In April 1996, the Real Estate Brokers Law and Regulations came into effect. While the law largely regulates the brokerage world, many perceive it as an unregulated market operating under its own rules. The main point of contention revolves around brokerage fees. Clients sometimes believe the broker did not perform their duties diligently and is therefore not entitled to fees; brokers sometimes demand fees from tenants despite lacking a brokerage agreement; and disputes often arise concerning exclusivity agreements.

This article aims to clarify who is entitled to brokerage fees, the conditions for receiving them, and the actions available to both brokers and clients in case of disputes.

Who is Entitled to Brokerage Fees?

To work as a real estate broker, a license from the Ministry of Justice is required. Only a licensed broker is entitled to receive brokerage fees. (Section 14(a)(1) of the Brokers Law)

The practice of an unlicensed individual working for a brokerage firm and acting as a broker, performing all tasks except signing documents, is unlawful. A brokerage firm may not employ unlicensed individuals, except in administrative roles (Section 13 of the Brokers Law). You can verify a broker’s license in the register of licensed brokers maintained by the Ministry of Justice’s Department for Regulating Professions.

Before engaging a broker, verify their valid license. Without one, they are not entitled to fees (even if you agreed to pay them).

 

Conditions for Receiving Brokerage Fees

The Brokers Law stipulates several cumulative conditions for receiving fees; failure to meet any one condition invalidates the fee claim. These conditions are: (Section 14 of the Brokers Law)

  1. Client as Payer: Only a client is obligated to pay brokerage fees. A client is considered a party to a contract for services with the broker, regardless of whether they pay a fee. (Section 1 of the Brokers Law)
  2. Valid License: The broker must hold a valid license at the time of the brokerage activity or be temporarily exempt (sometimes granted to those who engaged in brokerage before the law’s enactment). The license must be valid during the brokerage activity, not obtained afterward.
  3. Written Agreement: The client signed a written agreement to conduct real estate transactions containing all details mandated by the Brokers Regulations. If the client agreed to exclusive brokerage, the written document requires additional information.
  4. Effective Cause: The broker was the effective cause of the parties’ entering into a binding real estate agreement. Note: A client may use multiple brokers. The question of “effective cause” differs with exclusivity agreements.
  5. No Legal Aspect: The broker did not prepare or assist in preparing a legally binding document, nor represent a client in legal negotiations prior to drafting such a document. (Section 12 of the Brokers Law)

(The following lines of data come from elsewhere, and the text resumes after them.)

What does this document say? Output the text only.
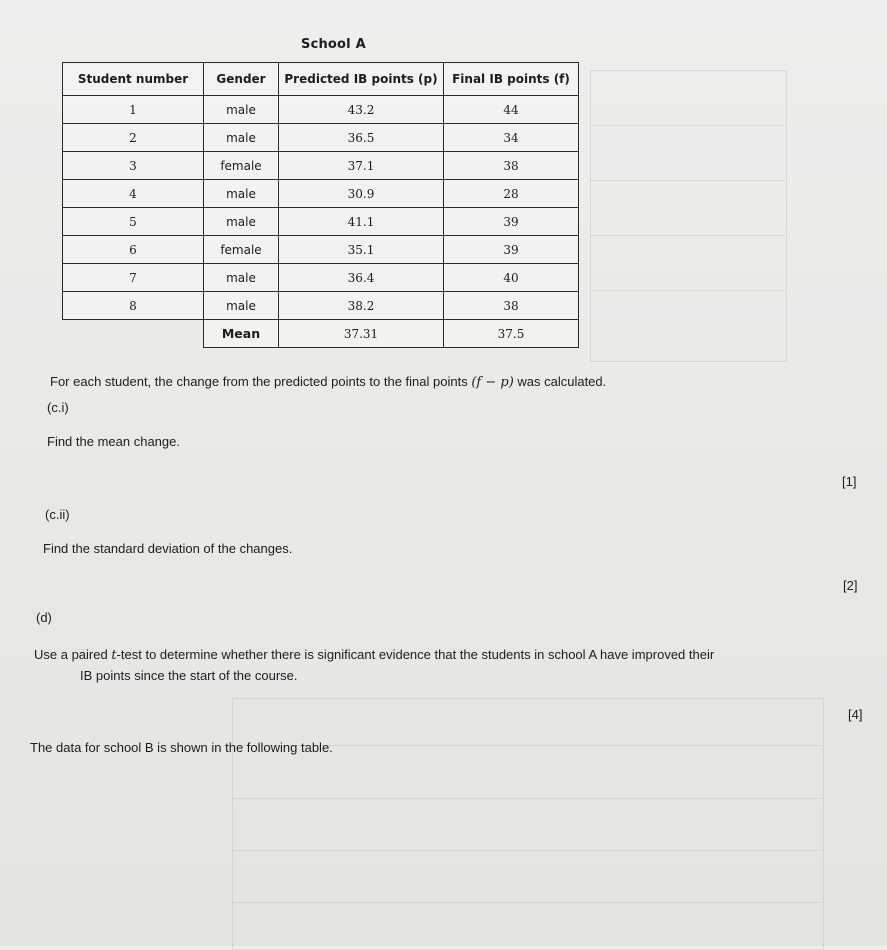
School A
Student number	Gender	Predicted IB points (p)	Final IB points (f)
1	male	43.2	44
2	male	36.5	34
3	female	37.1	38
4	male	30.9	28
5	male	41.1	39
6	female	35.1	39
7	male	36.4	40
8	male	38.2	38
	Mean	37.31	37.5
For each student, the change from the predicted points to the final points (f − p) was calculated.
(c.i)
Find the mean change.
[1]
(c.ii)
Find the standard deviation of the changes.
[2]
(d)
Use a paired t-test to determine whether there is significant evidence that the students in school A have improved their
IB points since the start of the course.
[4]
The data for school B is shown in the following table.
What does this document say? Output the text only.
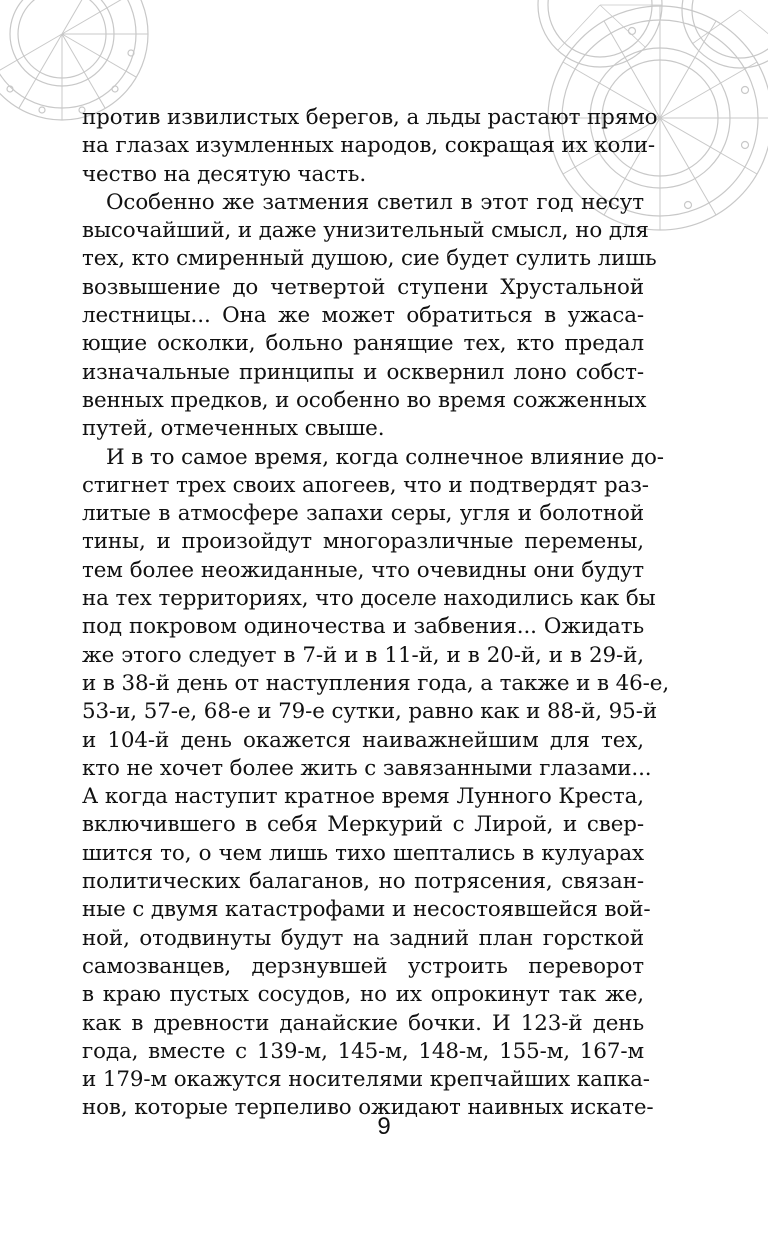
против извилистых берегов, а льды растают прямо
на глазах изумленных народов, сокращая их коли-
чество на десятую часть.
Особенно же затмения светил в этот год несут
высочайший, и даже унизительный смысл, но для
тех, кто смиренный душою, сие будет сулить лишь
возвышение до четвертой ступени Хрустальной
лестницы... Она же может обратиться в ужаса-
ющие осколки, больно ранящие тех, кто предал
изначальные принципы и осквернил лоно собст-
венных предков, и особенно во время сожженных
путей, отмеченных свыше.
И в то самое время, когда солнечное влияние до-
стигнет трех своих апогеев, что и подтвердят раз-
литые в атмосфере запахи серы, угля и болотной
тины, и произойдут многоразличные перемены,
тем более неожиданные, что очевидны они будут
на тех территориях, что доселе находились как бы
под покровом одиночества и забвения... Ожидать
же этого следует в 7-й и в 11-й, и в 20-й, и в 29-й,
и в 38-й день от наступления года, а также и в 46-е,
53-и, 57-е, 68-е и 79-е сутки, равно как и 88-й, 95-й
и 104-й день окажется наиважнейшим для тех,
кто не хочет более жить с завязанными глазами...
А когда наступит кратное время Лунного Креста,
включившего в себя Меркурий с Лирой, и свер-
шится то, о чем лишь тихо шептались в кулуарах
политических балаганов, но потрясения, связан-
ные с двумя катастрофами и несостоявшейся вой-
ной, отодвинуты будут на задний план горсткой
самозванцев, дерзнувшей устроить переворот
в краю пустых сосудов, но их опрокинут так же,
как в древности данайские бочки. И 123-й день
года, вместе с 139-м, 145-м, 148-м, 155-м, 167-м
и 179-м окажутся носителями крепчайших капка-
нов, которые терпеливо ожидают наивных искате-
9
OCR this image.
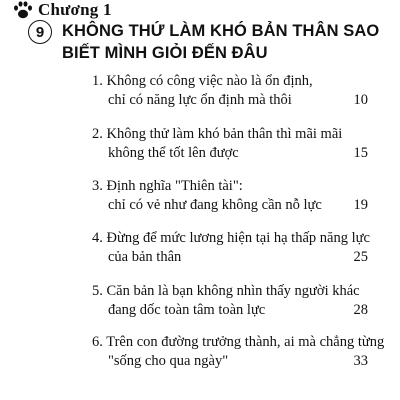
Chương 1
9	KHÔNG THỨ LÀM KHÓ BẢN THÂN SAO
BIẾT MÌNH GIỎI ĐẾN ĐÂU
1. Không có công việc nào là ổn định,
chỉ có năng lực ổn định mà thôi	10
2. Không thử làm khó bản thân thì mãi mãi
không thể tốt lên được	15
3. Định nghĩa "Thiên tài":
chỉ có vẻ như đang không cần nỗ lực	19
4. Đừng để mức lương hiện tại hạ thấp năng lực
của bản thân	25
5. Căn bản là bạn không nhìn thấy người khác
đang dốc toàn tâm toàn lực	28
6. Trên con đường trưởng thành, ai mà chẳng từng
"sống cho qua ngày"	33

Required Details in a Brokerage Agreement

One condition for receiving brokerage fees is a written agreement. According to the Brokers Regulations, this agreement must include:

  • Names, addresses, and identification numbers of the broker and client;
  • Type of transaction (e.g., “rental,” “sale”);
  • Description of the property;
  • Approximate transaction price;
  • Agreed brokerage fee amount or percentage, and whether the price includes VAT.

While additional details can be included, the above are mandatory. Exclusive brokerage agreements require additional information.

 

Details Required for Exclusive Brokerage Agreements

The exclusivity agreement is a separate document added to the standard brokerage agreement. It must include:

 

Is the Broker Always the Effective Cause in Exclusive Agreements?

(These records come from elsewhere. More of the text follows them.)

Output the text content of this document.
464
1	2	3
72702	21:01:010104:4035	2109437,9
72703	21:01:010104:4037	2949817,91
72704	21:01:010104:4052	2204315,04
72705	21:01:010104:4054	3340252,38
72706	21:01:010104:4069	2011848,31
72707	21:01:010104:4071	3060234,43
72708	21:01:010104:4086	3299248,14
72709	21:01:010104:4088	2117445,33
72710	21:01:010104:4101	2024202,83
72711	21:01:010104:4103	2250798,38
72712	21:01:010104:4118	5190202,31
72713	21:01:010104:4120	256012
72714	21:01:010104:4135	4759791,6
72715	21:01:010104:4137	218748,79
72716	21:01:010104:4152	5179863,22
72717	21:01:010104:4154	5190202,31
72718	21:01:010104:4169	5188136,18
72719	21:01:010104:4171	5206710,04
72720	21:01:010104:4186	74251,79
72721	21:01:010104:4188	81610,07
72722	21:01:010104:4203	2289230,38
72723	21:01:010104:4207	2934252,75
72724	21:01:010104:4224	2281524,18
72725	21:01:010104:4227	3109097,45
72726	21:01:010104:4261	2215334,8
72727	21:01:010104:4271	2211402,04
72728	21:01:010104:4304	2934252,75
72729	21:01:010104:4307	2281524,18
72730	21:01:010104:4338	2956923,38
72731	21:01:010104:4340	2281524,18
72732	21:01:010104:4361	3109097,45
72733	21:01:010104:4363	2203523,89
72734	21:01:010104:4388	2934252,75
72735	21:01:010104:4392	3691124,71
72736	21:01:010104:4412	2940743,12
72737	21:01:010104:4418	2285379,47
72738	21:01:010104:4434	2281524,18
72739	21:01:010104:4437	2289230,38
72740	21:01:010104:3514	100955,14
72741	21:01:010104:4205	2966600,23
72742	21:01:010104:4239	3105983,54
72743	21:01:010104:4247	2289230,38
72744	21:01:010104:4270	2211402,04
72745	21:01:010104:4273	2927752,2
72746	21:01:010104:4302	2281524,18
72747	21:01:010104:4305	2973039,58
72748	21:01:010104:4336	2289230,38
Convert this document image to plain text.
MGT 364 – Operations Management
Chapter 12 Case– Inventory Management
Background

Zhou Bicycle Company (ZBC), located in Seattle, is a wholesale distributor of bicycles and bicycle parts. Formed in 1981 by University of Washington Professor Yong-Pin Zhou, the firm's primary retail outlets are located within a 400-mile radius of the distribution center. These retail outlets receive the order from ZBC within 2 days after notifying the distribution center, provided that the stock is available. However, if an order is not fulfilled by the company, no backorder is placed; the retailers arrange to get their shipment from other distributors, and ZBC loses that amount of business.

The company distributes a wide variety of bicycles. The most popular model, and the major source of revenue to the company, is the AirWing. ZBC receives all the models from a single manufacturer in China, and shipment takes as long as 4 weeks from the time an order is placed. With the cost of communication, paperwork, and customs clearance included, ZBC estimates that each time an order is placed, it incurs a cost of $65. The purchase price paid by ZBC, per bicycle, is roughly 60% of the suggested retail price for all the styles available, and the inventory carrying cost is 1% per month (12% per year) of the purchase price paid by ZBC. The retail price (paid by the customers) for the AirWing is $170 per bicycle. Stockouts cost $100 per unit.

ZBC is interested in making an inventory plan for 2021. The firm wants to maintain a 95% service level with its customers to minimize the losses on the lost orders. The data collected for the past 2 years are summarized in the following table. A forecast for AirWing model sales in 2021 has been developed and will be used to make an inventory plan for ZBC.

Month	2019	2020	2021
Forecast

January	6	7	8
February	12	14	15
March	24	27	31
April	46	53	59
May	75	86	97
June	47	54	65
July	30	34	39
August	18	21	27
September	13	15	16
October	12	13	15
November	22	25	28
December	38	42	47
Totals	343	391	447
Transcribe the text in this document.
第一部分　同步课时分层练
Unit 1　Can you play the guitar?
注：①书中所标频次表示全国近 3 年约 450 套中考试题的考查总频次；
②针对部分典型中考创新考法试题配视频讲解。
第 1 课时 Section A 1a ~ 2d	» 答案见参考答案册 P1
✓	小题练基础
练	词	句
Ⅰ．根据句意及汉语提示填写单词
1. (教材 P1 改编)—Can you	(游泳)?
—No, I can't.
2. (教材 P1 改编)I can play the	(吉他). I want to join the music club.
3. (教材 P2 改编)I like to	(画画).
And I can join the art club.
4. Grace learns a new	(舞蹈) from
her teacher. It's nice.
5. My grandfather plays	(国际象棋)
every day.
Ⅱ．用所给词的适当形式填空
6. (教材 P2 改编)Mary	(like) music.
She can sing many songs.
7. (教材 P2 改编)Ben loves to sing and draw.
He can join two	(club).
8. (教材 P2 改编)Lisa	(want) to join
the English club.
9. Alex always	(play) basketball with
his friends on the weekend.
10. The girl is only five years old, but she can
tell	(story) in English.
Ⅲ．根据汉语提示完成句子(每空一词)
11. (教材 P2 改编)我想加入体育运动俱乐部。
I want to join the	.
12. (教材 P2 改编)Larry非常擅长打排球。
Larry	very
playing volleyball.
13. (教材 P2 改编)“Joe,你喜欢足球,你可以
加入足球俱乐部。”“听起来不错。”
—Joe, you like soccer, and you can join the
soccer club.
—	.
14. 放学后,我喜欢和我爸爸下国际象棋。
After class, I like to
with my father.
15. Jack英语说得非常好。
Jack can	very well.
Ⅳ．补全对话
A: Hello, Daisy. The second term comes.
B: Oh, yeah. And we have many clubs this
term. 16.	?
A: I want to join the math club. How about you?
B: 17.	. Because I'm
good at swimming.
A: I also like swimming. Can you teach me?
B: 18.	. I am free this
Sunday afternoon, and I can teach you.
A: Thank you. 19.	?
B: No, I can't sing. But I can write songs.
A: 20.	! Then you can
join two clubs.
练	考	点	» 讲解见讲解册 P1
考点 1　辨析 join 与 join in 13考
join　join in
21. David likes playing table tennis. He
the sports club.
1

Clients often engage multiple brokers concurrently. The broker who successfully completes the transaction is entitled to fees, provided they were the effective cause. Disputes arise when this causality is questioned. The broker usually claims entitlement, while the client may disagree.

Legislation addresses this. Section 14(b) of the Brokers Law establishes a legal presumption: A broker acting under an exclusive agreement is considered the effective cause.

However, this presumption is rebuttable. In *Bral Nesachim* (CA 4036/16 *Bral Nesachim Ltd. v. Benjamin*, (Nevo, 20.07.2016), the Supreme Court suggested (non-exhaustive) guidelines to rebut this presumption:

Considering all this, several criteria or guiding questions can help determine whether the burden of proof to rebut the presumption in Section 14(b) has been met. These include, without limitation: the date the buyers viewed the property – before or during the exclusivity period; if before, how long before; the date of the deal – shortly after the exclusive agreement, during active marketing, or after marketing; the quantity and quality of the exclusive broker’s marketing efforts; the parties’ good faith – any suspicion of the client knowingly circumventing the exclusive agreement; whether the sellers excluded potential buyers; and how the buyers learned of the property – through another broker, prior acquaintance, or otherwise. Inquiry with the buyers about the key factors influencing their decision is important.

Action Against a Client Refusing to Pay

Attempt amicable resolution first. If unsuccessful, send a demand letter before legal action. This letter is for negotiation purposes only. If unsuccessful, file a civil claim for monetary damages.

For claims under 38,900 ₪ (as of January 2023), a small claims court is an option. Brokers often prefer a slightly reduced claim in small claims court due to lower costs and faster proceedings (approximately six months on average).